Pressemitteilung der Kreistagsfraktion zur Haushaltsberatung

Veröffentlicht am 29.01.2015 in Kreistagsfraktion

Hier kann man die gestern veröffentliche Pressemitteilung der Kreistagsfraktion zum aktuellen Stand der Haushaltsberatungen im Landkreis Donau-Ries nachlesen. 

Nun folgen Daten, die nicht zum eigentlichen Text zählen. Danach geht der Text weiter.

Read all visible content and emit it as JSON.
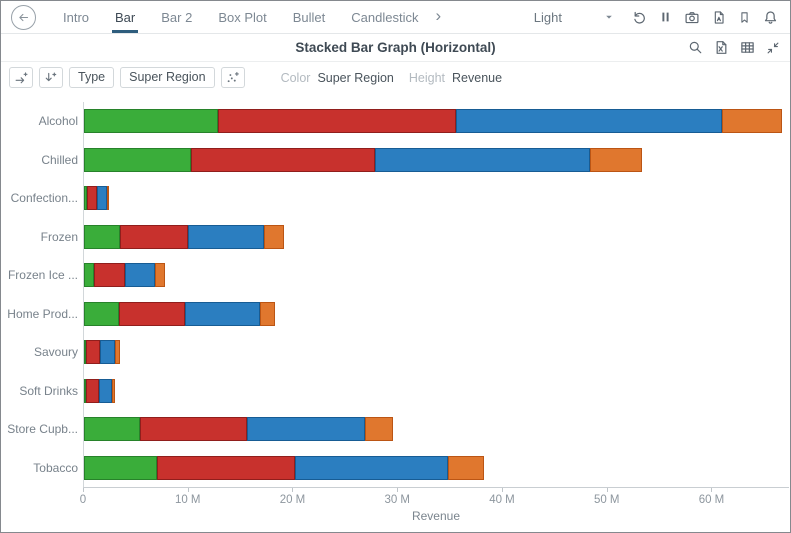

„Eine Erhöhung der Kreisumlage kommt für die SPD-Fraktion nicht in Frage“. Diese Aussage in der Dezembersitzung des Kreistags im vergangenen Jahr bekräftigten die Mitglieder der SPD-Kreistagsfraktion am Freitagnachmittag in Harburg, wo man sich bereits zum zweiten Mal getroffen hatte, um die vorliegenden Haushaltsdaten zu beraten. Dieses Mal war der Kämmerer Franz Hlouschek zu Gast, der die näheren Details zum Haushaltsentwurf vortrug. Bekanntlich klafft nach wie vor eine Finanzierungslücke, weshalb die  vorgelegten Kürzungslisten begrüßt wurden. Sie gehen aber nach Meinung der SPD-Fraktion noch nicht weit genug. „Da ist noch Luft drin“, so die Auffassung. Immer noch nicht realistisch seien die Zahlen im Hochbauprogramm. Selbst wenn in Nördlingen mit Hochdruck gearbeitet wird, was wünschenswert ist, können im Jahr 2015 nicht 4,8 Millionen Euro verbaut werden.  Im Haushalt sollte nur stehen, was auch tatsächlich abgerufen wird. Einer Rücklagenbildung steht die SPD-Fraktion skeptisch gegenüber. Dies würde nur zu einer zusätzlichen Belastung der Kommunen führen, die teilweise wesentlich schlechter als der Kreis dastehen, der in einer vergleichsweise komfortablen finanziellen Lage sei.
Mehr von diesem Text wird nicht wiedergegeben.